In my experience, the outcome of referral recruiting can vary significantly based on the source, and their incentives for making the referral.
Starting with the ideal case, a hiring manager brings on someone with whom they’ve worked in the past. Often, these moves materialize as part of the “hidden” job market; no open position is ever posted, no resume changes hands, no position is formally “applied” for. The manager simply picks up the phone and “gets the band back together” by assembling top talent they’ve worked with in previous lives. While there are lots of reasons where this sort of move might not work out in the end, one factor that heavily favors a positive outcome is that the manager and recruit have worked with each other previously and choose to do so again, with the insight of knowing what they are getting into.
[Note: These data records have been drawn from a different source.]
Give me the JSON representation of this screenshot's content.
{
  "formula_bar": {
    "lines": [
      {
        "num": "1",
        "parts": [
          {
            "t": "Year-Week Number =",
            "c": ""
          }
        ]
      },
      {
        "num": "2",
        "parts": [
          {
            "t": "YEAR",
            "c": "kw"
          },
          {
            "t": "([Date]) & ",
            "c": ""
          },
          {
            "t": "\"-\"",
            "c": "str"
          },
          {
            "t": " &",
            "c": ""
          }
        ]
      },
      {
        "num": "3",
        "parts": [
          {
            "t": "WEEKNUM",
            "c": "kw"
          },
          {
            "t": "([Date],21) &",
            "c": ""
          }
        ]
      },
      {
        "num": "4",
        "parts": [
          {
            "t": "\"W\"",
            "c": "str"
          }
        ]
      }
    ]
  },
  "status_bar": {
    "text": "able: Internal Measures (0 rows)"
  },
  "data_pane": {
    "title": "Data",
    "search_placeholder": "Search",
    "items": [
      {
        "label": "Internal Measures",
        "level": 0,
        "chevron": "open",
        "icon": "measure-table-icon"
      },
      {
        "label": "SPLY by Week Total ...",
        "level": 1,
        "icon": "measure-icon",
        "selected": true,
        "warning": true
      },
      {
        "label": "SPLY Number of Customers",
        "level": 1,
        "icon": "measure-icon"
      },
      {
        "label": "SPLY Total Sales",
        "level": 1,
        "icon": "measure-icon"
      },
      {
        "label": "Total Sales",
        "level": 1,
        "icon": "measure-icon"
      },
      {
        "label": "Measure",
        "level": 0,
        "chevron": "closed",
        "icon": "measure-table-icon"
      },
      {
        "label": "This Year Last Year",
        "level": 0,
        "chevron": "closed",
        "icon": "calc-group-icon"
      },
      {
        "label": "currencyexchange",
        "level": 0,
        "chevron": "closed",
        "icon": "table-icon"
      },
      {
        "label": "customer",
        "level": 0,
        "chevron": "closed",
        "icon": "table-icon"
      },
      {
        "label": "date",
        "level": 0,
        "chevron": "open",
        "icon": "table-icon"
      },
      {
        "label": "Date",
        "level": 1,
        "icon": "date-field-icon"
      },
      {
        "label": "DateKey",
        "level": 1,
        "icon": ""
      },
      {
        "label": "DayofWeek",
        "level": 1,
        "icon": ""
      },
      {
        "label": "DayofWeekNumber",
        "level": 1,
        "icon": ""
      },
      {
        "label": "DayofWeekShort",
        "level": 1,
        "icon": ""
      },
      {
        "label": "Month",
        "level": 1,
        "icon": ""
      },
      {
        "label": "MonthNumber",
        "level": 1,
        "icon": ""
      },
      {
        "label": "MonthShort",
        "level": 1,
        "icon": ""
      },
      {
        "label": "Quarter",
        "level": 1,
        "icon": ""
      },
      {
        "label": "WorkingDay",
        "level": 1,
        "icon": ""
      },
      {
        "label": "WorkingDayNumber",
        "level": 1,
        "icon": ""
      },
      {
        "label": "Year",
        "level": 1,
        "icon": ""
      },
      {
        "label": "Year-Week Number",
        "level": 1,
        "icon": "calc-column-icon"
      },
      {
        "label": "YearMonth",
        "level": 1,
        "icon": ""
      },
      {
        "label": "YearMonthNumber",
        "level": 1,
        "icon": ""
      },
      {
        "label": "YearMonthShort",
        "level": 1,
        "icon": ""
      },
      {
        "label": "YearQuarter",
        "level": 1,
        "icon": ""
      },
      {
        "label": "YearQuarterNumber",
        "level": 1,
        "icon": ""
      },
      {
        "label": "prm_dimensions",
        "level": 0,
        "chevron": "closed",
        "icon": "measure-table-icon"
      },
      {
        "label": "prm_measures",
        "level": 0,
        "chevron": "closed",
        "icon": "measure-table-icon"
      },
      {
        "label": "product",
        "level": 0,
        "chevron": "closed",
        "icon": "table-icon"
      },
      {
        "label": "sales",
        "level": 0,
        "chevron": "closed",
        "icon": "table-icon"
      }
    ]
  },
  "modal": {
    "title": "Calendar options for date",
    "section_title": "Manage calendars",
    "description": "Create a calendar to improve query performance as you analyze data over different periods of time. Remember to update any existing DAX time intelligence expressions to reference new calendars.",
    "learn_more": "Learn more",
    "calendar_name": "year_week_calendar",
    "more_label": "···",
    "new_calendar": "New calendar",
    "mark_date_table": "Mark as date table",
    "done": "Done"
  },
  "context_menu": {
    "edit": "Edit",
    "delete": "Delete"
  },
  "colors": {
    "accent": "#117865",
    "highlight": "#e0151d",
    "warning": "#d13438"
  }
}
It is this ideal that forms the motivation for any sort of referral recruiting. There is a belief that since “A players tend to work with other A players”, that if I ask my employees (who are all A players, right?) or talented people in my network to recommend people for open positions, that the people whom they refer will naturally be talented as well.
Is this belief correct? Well…it depends. I was interviewing a seasoned recruiter recently, and asked him about A player referrals. His response, loosely paraphrased, was, “Do A players know other A players? Of course they do, but those other A players all currently have jobs and most aren’t looking for a new one. The problem is that A players also know their unemployed drinking buddy, or their just-laid-off college roommate… and more often than not, the A player you are talking to is more interested in helping their friend than they are in helping you connect with the most talented folks in their network.”
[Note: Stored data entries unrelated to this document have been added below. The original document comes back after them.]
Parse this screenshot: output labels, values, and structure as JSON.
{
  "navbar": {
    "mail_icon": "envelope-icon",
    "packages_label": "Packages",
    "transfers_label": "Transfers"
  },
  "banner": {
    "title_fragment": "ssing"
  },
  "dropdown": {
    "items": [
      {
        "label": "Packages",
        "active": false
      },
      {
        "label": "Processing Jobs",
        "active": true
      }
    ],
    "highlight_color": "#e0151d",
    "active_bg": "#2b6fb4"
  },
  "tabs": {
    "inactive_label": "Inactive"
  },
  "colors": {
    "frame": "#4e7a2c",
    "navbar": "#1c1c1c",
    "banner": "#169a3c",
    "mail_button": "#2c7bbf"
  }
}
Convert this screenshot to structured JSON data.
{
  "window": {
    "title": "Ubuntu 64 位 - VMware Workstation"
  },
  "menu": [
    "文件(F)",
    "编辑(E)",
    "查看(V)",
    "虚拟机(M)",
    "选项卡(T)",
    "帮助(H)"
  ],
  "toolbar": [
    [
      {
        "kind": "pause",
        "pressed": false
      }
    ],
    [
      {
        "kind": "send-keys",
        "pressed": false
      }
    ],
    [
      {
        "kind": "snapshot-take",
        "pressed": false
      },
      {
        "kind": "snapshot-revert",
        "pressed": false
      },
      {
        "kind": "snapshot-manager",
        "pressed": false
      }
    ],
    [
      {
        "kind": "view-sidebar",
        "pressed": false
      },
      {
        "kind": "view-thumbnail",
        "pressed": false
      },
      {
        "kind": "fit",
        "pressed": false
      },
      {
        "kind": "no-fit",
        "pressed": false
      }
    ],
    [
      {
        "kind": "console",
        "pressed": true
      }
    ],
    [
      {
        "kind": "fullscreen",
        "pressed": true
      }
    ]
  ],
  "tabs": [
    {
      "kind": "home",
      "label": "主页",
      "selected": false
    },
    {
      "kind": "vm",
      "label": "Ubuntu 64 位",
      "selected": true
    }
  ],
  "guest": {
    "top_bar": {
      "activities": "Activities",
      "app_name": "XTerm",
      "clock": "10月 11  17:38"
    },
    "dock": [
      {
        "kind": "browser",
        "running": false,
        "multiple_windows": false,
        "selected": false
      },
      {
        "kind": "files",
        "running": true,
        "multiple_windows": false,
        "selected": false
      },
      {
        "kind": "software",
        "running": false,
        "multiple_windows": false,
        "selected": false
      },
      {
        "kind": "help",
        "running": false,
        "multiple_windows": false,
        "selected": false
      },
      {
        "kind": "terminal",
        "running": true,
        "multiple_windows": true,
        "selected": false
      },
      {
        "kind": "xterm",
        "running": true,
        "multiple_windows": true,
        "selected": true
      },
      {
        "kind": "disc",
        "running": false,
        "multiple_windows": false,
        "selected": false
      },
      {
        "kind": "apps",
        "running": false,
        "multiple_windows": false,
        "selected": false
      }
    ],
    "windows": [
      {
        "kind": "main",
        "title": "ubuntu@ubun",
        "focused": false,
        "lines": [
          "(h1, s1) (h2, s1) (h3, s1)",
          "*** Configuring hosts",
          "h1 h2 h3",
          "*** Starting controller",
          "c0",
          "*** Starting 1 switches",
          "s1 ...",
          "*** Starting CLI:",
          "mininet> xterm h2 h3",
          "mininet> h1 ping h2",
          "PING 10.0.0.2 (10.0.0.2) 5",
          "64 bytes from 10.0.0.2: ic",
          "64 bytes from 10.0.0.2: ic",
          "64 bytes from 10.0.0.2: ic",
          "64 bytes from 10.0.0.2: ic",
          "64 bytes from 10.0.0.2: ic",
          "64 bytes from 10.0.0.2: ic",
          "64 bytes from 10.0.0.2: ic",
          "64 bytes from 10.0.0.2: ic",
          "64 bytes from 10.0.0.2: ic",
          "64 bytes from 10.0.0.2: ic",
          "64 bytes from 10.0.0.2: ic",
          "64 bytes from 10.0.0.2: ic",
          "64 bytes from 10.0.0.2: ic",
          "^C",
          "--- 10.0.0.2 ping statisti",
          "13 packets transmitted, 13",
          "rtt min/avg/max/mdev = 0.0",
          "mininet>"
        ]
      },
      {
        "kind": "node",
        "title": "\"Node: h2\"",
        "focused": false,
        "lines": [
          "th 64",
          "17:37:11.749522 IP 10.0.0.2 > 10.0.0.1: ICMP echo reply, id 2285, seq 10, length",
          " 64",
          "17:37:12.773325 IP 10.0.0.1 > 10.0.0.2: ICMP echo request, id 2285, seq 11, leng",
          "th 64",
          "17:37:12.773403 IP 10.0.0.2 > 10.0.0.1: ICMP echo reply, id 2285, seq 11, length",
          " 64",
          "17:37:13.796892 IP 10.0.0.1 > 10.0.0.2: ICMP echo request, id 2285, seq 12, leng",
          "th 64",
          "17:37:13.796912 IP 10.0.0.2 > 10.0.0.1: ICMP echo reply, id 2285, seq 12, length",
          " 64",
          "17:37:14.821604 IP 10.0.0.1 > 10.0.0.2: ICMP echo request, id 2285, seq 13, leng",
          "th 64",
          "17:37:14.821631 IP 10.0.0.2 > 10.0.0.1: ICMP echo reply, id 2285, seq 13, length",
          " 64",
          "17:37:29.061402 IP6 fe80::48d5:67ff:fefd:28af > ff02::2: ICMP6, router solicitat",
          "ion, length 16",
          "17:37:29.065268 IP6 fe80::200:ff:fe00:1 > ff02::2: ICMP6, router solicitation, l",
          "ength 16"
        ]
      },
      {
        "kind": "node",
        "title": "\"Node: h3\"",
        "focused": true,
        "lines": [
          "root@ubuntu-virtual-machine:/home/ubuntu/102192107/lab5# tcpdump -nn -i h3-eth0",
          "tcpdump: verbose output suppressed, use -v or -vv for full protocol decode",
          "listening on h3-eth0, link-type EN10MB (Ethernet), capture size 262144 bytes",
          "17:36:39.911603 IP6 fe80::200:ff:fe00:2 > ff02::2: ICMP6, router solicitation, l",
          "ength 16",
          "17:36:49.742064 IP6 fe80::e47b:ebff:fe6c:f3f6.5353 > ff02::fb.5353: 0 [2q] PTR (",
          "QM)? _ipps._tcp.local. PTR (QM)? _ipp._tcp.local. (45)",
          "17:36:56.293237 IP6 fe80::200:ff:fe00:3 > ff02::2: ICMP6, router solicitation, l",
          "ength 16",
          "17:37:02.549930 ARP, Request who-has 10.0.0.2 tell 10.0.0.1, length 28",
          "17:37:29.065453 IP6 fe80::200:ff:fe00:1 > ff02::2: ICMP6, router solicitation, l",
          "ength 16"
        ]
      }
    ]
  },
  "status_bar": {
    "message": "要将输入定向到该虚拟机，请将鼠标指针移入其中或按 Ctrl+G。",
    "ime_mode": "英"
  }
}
So where’s the gold in the gap between the idealized model for referral recruiting and the unemployed drinking buddy? It’s in the incentives or, more accurately, the potential for shared pain/opportunity. By this I don’t mean direct financial incentives, as in many employee referral programs that pay for a successful hire. I mean how much is your own professional success influenced by the placement of this candidate? For those 1-degree of separation positions (manager, peer, subordinate), no A player would refer anyone but the best, because they realize that their own career trajectory (and reputation) will be heavily influenced by any names they throw in the hat.
Recognize this, and apply it when considering referral recruiting. Targeting referrals from not just the most talented individuals, but those with the greatest incentives to provide access to the best talent in their networks, will greatly increase the likelihood of getting the desired inbound flow of A players.